Wednesday 15 June 2005

The Age of Aquarius

From Exoplanets.org :
Arlington, Va.. Taking a major step forward in the search for Earth-like planets beyond our own solar system, a team of astronomers has announced the discovery of the smallest extrasolar planet yet detected. About seven-and-a-half times as massive as Earth, with about twice the radius, it may be the first rocky planet ever found orbiting a normal star not much different from our Sun.

All of the nearly 150 other extrasolar planets discovered to date around normal stars have been larger than Uranus, an ice-giant about 15 times the mass of the Earth.

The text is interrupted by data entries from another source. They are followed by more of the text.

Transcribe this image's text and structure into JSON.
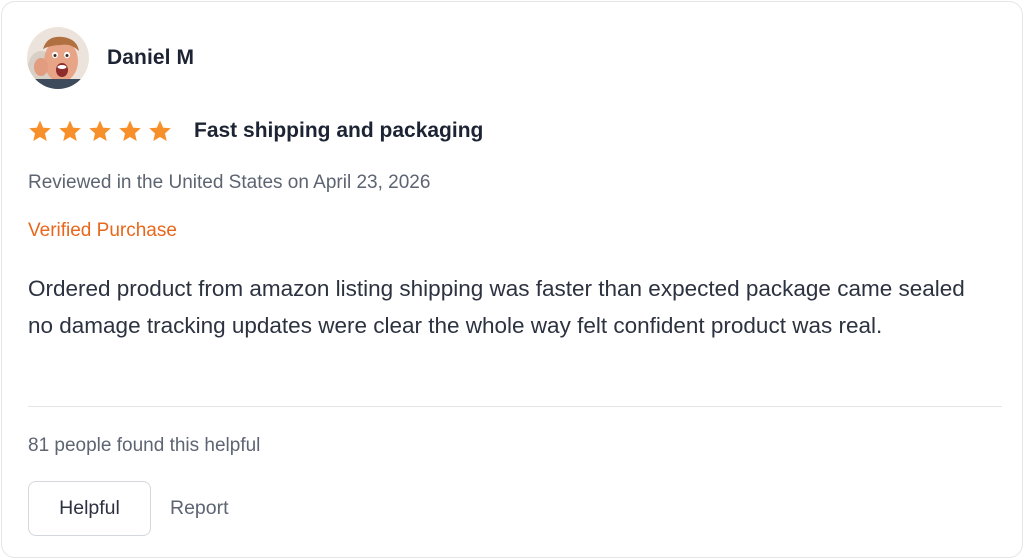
{
  "review": {
    "reviewer_name": "Daniel M",
    "avatar": "reviewer-photo",
    "rating": 5,
    "rating_max": 5,
    "star_color": "#f7902a",
    "title": "Fast shipping and packaging",
    "date_text": "Reviewed in the United States on April 23, 2026",
    "verified_label": "Verified Purchase",
    "verified_color": "#e8671c",
    "body": "Ordered product from amazon listing shipping was faster than expected package came sealed no damage tracking updates were clear the whole way felt confident product was real.",
    "helpful_count_text": "81 people found this helpful",
    "helpful_button_label": "Helpful",
    "report_label": "Report"
  }
}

"We keep pushing the limits of what we can detect, and we're getting closer and closer to finding Earths," said team member Steven Vogt, a professor of astronomy and astrophysics at the University of California, Santa Cruz.

Today's results are an important step toward answering one of the most profound questions that mankind can ask: Are we alone in the universe? said Michael Turner, head of the Mathematical and Physical Sciences Directorate at the National Science Foundation, which provided partial funding for the research.

The newly-discovered super-Earth orbits the star Gliese 876, located just 15 light years away in the direction of the constellation Aquarius. This star also possesses two larger, Jupiter-size planets. The new planet whips around the star in a mere two days, and is so close to the star's surface that its temperature probably tops 400 to 750 degrees Fahrenheit (200 to 400 degrees Celsius) oven-like temperatures far too hot for life as we know it.

Nevertheless, the ability to detect the tiny wobble that the planet induces in the star gives astronomers confidence that they will be able to detect even smaller rocky planets in orbits more hospitable to life.
Heavy, man. A high-g place, anyway. And too hot for it to be terraformed until we have rather better technology than is required just for getting there in a reasonable time. But it bodes well.